When traffickers go unpunished, the clear message to victims is:

1. That, we don't trust your intellect, judgment or basic intelligence.

2. That, if you aren't reporting in a very clear-cut, easy-to-digest and otherwise understandable manner, you weren't violated at all.

3. That our truth is more important than yours.

4. When we don't believe trafficked victims, we create more of them. When we don't punish traffickers, we create more of them.

5. "This wouldn't have happened to you if you hadn't been there, or been willing to go." Dismissive, fault-finding, victim-blaming.

These words have an impact. I have watched girls and young women in West Bengal committing/trying to commit suicide and living with the toll of extreme stigma and shame. Women are literally dying from blame and shame. And as Gender rights activist Gloria Steinem says, "...the 'honour' of some men, families, and cultures is written on the body of a female."

So, as of now, trafficked victims are often punished more than the traffickers who victimised them. These stories go on and on: strangers judge and blame; family members refuse to believe survivors; survivors blame themselves. There is both external stigma and the heavy burden of self-blame along with the system's apathy. And this leaves the victims to deal with the direct impact of powerlessness, a sense of systemic betrayal by the powerful state and internally squashed self-esteem.

Through trafficking, a power inequality has been established by the perpetrator's action against the victim's will - the power of the trafficker to cheat, lure, sell, coerce, exploit. Punishment and reparation is intended to re-equilibrate power. The lack of it once again reiterates powerlessness and hopelessness in the victim.

Second, unpunished crime and the impunity of traffickers also tells the victim that the perpetrator somehow profits from his wrongdoing and emerges stronger than the victim. The victim then fails to understand how she should re-equilibrate the gains and losses caused by the violence and fraud.

Third, punishment for the trafficker and restorative justice are intended to restore the victim's self-esteem, which may have been shattered by the victimisation. Through the disclosure of crime and its reporting, there is some escape from psychological pain and one can present oneself as a strong person who does not tolerate unjust treatment by others. But if the system is somehow not able to serve justice on time and aimed at harm repair, then the survivor's self-esteem is forever trodden. The victim is blamed and effectively silenced.

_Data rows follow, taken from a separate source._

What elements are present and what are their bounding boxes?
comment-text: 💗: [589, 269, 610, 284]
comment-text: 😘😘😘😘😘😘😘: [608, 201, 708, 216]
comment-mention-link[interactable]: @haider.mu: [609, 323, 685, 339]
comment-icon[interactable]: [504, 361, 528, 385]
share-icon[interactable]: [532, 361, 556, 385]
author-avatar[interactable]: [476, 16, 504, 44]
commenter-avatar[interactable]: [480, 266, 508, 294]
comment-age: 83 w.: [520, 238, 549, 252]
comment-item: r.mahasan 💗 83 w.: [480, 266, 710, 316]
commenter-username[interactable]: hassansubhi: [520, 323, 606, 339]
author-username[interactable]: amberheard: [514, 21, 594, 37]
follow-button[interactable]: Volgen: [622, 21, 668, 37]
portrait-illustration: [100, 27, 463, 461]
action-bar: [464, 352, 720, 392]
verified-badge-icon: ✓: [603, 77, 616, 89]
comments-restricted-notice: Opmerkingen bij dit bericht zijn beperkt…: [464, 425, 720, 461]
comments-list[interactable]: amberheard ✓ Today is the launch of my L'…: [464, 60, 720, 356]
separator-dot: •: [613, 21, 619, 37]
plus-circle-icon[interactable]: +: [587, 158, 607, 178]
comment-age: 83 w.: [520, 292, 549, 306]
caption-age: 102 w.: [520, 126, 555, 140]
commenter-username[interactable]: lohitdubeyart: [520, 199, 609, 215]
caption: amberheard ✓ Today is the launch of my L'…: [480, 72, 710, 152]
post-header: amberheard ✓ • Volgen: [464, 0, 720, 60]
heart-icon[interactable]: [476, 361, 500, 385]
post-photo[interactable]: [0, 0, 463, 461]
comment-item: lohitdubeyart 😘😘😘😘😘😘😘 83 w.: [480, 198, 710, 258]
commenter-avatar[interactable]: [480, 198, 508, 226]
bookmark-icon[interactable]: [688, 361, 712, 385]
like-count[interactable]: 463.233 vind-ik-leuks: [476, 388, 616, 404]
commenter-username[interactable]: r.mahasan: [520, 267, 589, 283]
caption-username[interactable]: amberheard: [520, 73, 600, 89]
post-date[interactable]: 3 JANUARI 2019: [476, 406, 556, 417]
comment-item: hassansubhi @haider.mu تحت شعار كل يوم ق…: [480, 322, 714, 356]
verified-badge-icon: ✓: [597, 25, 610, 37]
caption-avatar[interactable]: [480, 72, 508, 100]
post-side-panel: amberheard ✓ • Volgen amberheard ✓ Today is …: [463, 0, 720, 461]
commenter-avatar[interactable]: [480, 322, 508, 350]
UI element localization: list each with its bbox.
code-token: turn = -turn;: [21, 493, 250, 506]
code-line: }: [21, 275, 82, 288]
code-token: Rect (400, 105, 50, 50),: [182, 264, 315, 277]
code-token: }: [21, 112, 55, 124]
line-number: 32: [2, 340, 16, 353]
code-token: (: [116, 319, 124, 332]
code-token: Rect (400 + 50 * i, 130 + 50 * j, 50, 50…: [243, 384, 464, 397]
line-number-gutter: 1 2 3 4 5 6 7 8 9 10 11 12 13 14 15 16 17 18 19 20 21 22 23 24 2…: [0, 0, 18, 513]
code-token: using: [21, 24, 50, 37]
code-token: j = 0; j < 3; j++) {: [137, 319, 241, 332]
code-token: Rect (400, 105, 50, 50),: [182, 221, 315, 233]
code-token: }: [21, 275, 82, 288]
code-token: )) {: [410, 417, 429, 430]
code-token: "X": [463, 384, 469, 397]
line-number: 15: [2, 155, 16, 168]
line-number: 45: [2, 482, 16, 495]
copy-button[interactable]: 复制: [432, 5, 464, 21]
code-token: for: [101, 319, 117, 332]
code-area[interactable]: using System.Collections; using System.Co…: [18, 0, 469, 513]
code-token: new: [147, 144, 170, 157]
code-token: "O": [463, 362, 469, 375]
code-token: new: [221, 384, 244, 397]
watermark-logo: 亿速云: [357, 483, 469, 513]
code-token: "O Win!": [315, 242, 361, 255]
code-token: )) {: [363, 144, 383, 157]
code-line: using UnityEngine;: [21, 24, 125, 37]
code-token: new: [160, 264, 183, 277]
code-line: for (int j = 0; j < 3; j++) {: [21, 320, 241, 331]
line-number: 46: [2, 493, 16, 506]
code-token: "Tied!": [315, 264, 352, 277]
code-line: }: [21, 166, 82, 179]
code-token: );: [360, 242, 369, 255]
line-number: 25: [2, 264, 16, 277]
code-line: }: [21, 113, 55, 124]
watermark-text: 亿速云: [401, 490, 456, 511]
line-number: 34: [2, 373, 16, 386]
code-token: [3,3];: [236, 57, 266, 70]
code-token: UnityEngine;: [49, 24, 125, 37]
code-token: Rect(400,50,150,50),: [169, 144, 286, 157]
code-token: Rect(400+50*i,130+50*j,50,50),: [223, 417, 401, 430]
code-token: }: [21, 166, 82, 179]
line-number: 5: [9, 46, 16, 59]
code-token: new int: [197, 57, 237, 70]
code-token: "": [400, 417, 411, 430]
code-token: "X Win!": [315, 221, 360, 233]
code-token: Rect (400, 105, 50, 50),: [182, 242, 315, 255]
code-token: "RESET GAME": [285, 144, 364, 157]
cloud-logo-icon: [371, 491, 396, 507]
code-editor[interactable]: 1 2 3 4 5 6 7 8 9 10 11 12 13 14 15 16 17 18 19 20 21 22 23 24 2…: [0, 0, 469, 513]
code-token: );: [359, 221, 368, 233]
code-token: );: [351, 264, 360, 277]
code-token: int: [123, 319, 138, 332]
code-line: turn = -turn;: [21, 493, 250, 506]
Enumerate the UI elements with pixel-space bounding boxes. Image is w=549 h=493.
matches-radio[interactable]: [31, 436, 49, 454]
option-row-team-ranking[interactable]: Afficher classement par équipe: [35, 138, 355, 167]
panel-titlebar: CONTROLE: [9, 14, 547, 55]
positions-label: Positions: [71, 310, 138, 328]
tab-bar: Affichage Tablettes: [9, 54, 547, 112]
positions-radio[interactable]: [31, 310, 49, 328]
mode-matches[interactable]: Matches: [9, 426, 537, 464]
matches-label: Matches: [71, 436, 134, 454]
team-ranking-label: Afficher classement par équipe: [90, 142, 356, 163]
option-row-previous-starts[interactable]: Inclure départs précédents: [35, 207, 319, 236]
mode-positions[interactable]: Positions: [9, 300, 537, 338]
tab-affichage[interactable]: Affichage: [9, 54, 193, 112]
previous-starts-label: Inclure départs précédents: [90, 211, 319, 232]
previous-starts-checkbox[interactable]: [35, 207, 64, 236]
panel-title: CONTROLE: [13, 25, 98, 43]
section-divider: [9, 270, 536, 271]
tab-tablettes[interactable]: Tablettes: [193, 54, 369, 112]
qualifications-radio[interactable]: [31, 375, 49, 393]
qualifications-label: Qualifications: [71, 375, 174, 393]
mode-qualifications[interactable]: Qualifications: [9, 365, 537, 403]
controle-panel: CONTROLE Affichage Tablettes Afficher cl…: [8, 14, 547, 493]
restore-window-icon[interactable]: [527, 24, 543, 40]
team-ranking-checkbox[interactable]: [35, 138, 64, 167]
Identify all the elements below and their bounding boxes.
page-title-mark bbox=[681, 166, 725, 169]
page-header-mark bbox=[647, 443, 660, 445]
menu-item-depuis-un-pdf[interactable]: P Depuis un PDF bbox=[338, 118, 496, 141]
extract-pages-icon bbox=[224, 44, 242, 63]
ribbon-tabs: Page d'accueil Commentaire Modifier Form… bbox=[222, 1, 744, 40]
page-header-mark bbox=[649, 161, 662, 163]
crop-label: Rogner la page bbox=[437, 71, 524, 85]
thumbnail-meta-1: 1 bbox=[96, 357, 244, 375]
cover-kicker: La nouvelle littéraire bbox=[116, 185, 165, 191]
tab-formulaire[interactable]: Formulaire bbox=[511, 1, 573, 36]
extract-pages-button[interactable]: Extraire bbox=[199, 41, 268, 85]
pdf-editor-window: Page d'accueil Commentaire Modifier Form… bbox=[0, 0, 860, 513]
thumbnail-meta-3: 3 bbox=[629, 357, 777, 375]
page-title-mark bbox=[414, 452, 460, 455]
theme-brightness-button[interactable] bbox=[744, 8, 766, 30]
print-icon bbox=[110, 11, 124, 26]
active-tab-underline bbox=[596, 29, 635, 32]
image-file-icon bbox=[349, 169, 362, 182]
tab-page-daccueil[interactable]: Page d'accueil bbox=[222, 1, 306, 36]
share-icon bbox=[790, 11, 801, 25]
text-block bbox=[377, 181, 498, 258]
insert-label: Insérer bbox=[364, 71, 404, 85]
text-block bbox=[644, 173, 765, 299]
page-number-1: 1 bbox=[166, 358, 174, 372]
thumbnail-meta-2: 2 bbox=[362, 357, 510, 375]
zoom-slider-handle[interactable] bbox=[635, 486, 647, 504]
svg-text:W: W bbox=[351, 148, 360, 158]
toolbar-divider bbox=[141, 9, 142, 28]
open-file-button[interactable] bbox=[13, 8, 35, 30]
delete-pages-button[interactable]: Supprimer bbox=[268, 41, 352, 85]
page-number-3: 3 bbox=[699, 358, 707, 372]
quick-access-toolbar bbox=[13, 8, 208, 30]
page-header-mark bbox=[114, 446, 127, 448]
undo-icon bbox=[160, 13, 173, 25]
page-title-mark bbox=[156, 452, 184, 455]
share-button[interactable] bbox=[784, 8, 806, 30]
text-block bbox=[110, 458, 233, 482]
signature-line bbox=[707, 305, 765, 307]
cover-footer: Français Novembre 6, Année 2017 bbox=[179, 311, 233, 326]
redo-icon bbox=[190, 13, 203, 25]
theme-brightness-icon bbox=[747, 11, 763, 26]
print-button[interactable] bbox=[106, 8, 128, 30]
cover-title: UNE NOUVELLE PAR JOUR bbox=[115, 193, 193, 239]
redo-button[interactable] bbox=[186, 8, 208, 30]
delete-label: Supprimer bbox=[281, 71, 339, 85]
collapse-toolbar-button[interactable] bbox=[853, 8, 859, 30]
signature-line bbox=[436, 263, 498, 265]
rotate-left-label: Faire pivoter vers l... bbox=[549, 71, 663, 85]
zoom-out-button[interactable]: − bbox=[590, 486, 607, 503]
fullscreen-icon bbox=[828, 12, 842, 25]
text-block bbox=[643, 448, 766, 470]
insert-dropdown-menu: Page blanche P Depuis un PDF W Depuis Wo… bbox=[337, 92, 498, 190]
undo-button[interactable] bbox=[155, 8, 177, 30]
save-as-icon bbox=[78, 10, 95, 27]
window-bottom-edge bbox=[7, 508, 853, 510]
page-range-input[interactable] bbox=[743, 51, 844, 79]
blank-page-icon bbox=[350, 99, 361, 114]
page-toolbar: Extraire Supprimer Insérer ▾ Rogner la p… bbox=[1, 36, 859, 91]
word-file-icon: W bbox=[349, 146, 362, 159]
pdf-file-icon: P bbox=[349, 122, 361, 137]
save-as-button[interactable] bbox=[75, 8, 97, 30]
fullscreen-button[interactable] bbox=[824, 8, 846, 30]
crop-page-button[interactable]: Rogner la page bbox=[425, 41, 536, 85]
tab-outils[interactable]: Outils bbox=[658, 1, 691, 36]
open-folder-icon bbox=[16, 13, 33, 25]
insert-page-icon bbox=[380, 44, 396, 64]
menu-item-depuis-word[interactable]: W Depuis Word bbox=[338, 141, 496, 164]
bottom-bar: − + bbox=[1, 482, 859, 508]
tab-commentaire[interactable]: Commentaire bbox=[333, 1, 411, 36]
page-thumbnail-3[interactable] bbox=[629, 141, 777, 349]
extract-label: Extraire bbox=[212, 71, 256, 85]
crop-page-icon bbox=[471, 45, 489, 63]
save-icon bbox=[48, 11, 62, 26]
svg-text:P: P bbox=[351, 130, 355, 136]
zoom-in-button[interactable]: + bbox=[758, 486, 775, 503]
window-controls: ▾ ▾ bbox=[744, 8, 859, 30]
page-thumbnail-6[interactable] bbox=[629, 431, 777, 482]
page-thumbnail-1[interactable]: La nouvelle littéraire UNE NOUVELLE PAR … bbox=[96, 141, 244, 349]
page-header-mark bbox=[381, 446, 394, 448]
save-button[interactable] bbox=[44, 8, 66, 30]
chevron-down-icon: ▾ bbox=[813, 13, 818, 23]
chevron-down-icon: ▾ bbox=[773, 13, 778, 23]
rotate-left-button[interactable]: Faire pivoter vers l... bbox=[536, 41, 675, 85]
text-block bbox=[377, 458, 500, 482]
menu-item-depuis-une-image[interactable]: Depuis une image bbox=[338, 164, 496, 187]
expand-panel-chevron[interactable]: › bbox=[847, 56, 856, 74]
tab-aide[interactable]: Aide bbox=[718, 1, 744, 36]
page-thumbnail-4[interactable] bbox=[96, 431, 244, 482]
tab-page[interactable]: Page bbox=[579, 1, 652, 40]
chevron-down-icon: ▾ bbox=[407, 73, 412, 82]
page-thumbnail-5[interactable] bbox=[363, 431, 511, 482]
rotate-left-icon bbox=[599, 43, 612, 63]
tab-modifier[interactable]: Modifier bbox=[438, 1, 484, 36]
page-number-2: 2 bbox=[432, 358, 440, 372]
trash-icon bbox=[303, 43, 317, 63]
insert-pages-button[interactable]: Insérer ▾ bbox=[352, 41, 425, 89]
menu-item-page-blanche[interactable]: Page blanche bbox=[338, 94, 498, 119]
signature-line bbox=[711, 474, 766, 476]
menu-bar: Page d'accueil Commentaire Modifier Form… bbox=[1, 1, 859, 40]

Many of my lawyer friends say "Innocent until proven guilty is a critical foundation of our legal system and hence law takes time and is cautious. What if an innocent gets punished wrongfully?" I agree.

"But does it have to be the starting point for a successful/ dedicated investigation?" I ask.

What if our public leaders, the police, lawyers and judges trusted survivors more often than not, I ask?

And what if the millions of trafficked survivors stand together and say "I was trafficked, sold and raped"? Would victim blaming and shaming by individuals and the system finally come to an end?